If you just simply tell the stories unemotionally, then your lesson is going to miss the punch it would have had if you had told it emotionally.


This ingredient is essential if you are going to have an effective Bible study. I do stress the importance of knowing the Scripture itself; otherwise, how do you know you are applying the Bible correctly. Only the right interpretation of the Bible can produce the right application of the Bible. For example, I have some Christian friends who are seriously flirting with a legalistic form of Christianity. They really are intrigued by worshiping the Lord on Saturdays instead of on Sundays. This application of the Scripture is based upon a shallow study of the Scripture. Throughout the NT we see that the early church worshiped the Lord on the first day of the week in honor of the resurrection in place of the last day of the week which honored creation.

Many times we as teachers we handed a rather lengthy passage to teach, for example, Isaiah 1-3. How do I know which passage to teach? Or rather, which passage is it necessary for my class to hear out of those 3 chapters? Whereas all the Bible is God's Word, it is not necessarily the word God wants me to hear on that day. As a result, I need to be sensitive to the Spirit to discover what and how He wants me to apply the Scripture passage for that day.

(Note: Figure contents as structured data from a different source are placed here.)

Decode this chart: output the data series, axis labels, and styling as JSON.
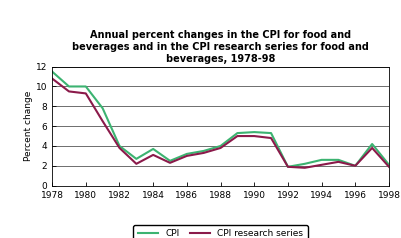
{
  "years": [
    1978,
    1979,
    1980,
    1981,
    1982,
    1983,
    1984,
    1985,
    1986,
    1987,
    1988,
    1989,
    1990,
    1991,
    1992,
    1993,
    1994,
    1995,
    1996,
    1997,
    1998
  ],
  "cpi": [
    11.5,
    10.0,
    10.0,
    7.8,
    4.0,
    2.7,
    3.7,
    2.5,
    3.2,
    3.5,
    4.0,
    5.3,
    5.4,
    5.3,
    1.9,
    2.2,
    2.6,
    2.6,
    2.0,
    4.2,
    2.1
  ],
  "cpi_research": [
    10.8,
    9.5,
    9.3,
    6.5,
    3.8,
    2.2,
    3.1,
    2.3,
    3.0,
    3.3,
    3.8,
    5.0,
    5.0,
    4.8,
    1.9,
    1.8,
    2.1,
    2.4,
    2.0,
    3.8,
    1.9
  ],
  "cpi_color": "#3cb371",
  "cpi_research_color": "#8b1a4a",
  "title": "Annual percent changes in the CPI for food and\nbeverages and in the CPI research series for food and\nbeverages, 1978-98",
  "ylabel": "Percent change",
  "ylim": [
    0,
    12
  ],
  "yticks": [
    0,
    2,
    4,
    6,
    8,
    10,
    12
  ],
  "xtick_years": [
    1978,
    1980,
    1982,
    1984,
    1986,
    1988,
    1990,
    1992,
    1994,
    1996,
    1998
  ],
  "legend_cpi": "CPI",
  "legend_research": "CPI research series",
  "bg_color": "#ffffff",
  "plot_bg_color": "#ffffff"
}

This is one ingredient in constructing the Bible study I feel comfortable with bringing the class in on. For example, I don't do much asking the class what a certain passage means unless they have studied the passage. Yet I do feel comfortable asking them how to apply certain biblical passages and principles to our lives.

The practical aspect of the Bible study is hugely important in the study. Although we are to love God with all our minds, Jesus never says that He came to make us smarter. Rather He says that He came that we might have life and have it abundantly (John 10:10). The cognitive is important only as it leads to a transformed life. Any other use of the cognitive is going to lead to arrogance (1 Cor. 8:1).

Of course all this presupposes that you are growing in your relationship with the Lord. The person who is not growing in his relationship with the Lord is not going to understand the Bible, much less apply it. Of all the ingredients listed, spiritual growth is the most necessary. It is incredible how a spiritual person who doesn't teach "right" can make a powerful impact on the lives of others. Yes, mix in the different ingredients; however, never lose sight on growing spiritually.